A locução nas relações de poder é uma forma de locupletação. Falar para aumentar o patrimônio. Falar para ampliar o crédito. Fantasias de absoluto, fantasias de poder e meios de representação dos ganhos. Locução e locupletação. Bom para pensar.

terça-feira, 24 de dezembro de 2013

Peter Winch e o conceito de compreensão

A afirmação de Peter Winch, na esteira de Wittgenstein, segundo a qual "o conceito de compreensão está enraizado num contexto social" é fundamental, toda a discussão precisa partir daí, qualquer teoria social contemporânea precisa se haver com essa problematização pós-wittgensteiniana.

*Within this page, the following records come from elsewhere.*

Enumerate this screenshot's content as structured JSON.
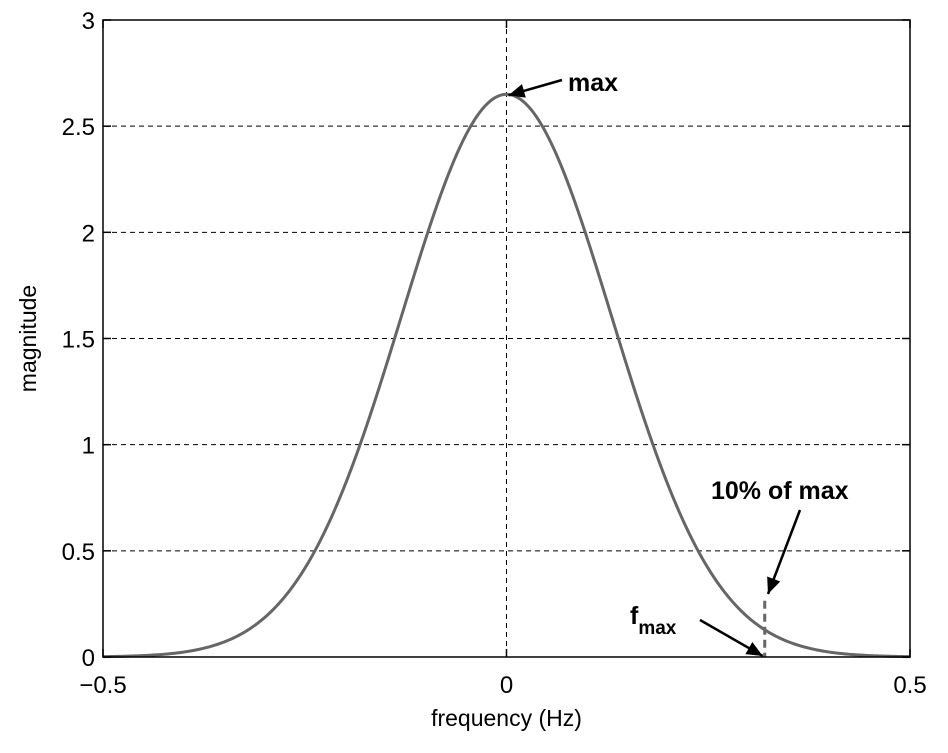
{
  "chart_data": {
    "type": "line",
    "title": "",
    "xlabel": "frequency (Hz)",
    "ylabel": "magnitude",
    "xlim": [
      -0.5,
      0.5
    ],
    "ylim": [
      0,
      3
    ],
    "grid": true,
    "x_ticks": [
      -0.5,
      0,
      0.5
    ],
    "x_tick_labels": [
      "−0.5",
      "0",
      "0.5"
    ],
    "y_ticks": [
      0,
      0.5,
      1,
      1.5,
      2,
      2.5,
      3
    ],
    "y_tick_labels": [
      "0",
      "0.5",
      "1",
      "1.5",
      "2",
      "2.5",
      "3"
    ],
    "series": [
      {
        "name": "magnitude",
        "color": "#666666",
        "x": [
          -0.5,
          -0.45,
          -0.4,
          -0.35,
          -0.3,
          -0.25,
          -0.2,
          -0.15,
          -0.1,
          -0.05,
          0,
          0.05,
          0.1,
          0.15,
          0.2,
          0.25,
          0.3,
          0.35,
          0.4,
          0.45,
          0.5
        ],
        "y": [
          0.01,
          0.04,
          0.1,
          0.24,
          0.5,
          0.89,
          1.38,
          1.88,
          2.3,
          2.56,
          2.65,
          2.56,
          2.3,
          1.88,
          1.38,
          0.89,
          0.5,
          0.24,
          0.1,
          0.04,
          0.01
        ]
      }
    ],
    "reference_lines": {
      "vertical_at_zero": 0,
      "f_max": 0.32,
      "f_max_magnitude": 0.265
    },
    "annotations": {
      "max_label": "max",
      "ten_percent_label": "10% of max",
      "fmax_main": "f",
      "fmax_sub": "max"
    }
  }
}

Mas há um elemento complicador nisso, tanto Lévi-Strauss, mas, principalmente, Gregory Bateson, levantariam a seguinte questão: com qual conceito de contexto social estamos a operar? Ou seja, lembrariam que contexto social também é um conceito, não é algo dado. (nota de estudo).

Personagens etnográficas

Se como propunha Freud, os personagens literários devem ser analisados como se fossem pessoas reais (ver P.Gay), poder-se-ia dizer num sentido próximo que os personagens de uma etnografia, personagens etnográficos foram elaborados no contexto de interação com pessoas reais que lhes inspiraram, há um procedimento próximo ao da literatura, mas com alguns pontos divergentes, pois a força do pensamento da pessoa real na elaboração literária do personagem etnográfico é decisiva, de modo que sempre se busca favorecer a significação simbólica do ponto de vista das pessoas reais, mesmo que estas sejam compósitas, incluindo suas pessoas imaginadas em relação com suas realidades psicossociais. O controle da elaboração etnográfica do personagem se realiza pelos limites dos materiais empíricos. É preciso evitar deixar a imaginação correr livre e criativa, o etnógrafo inventa a cultura (Wagner), mas não necessariamente no estilo criativo das tradições artísticas, uma vez que o campo, por mais que seja contaminado por projeções neuróticas e etnocêntricas do antropólogo, continua a ser o lugar de teste daquilo que se escreve, sobre quem se escreve e, por vezes, com quem se escreve.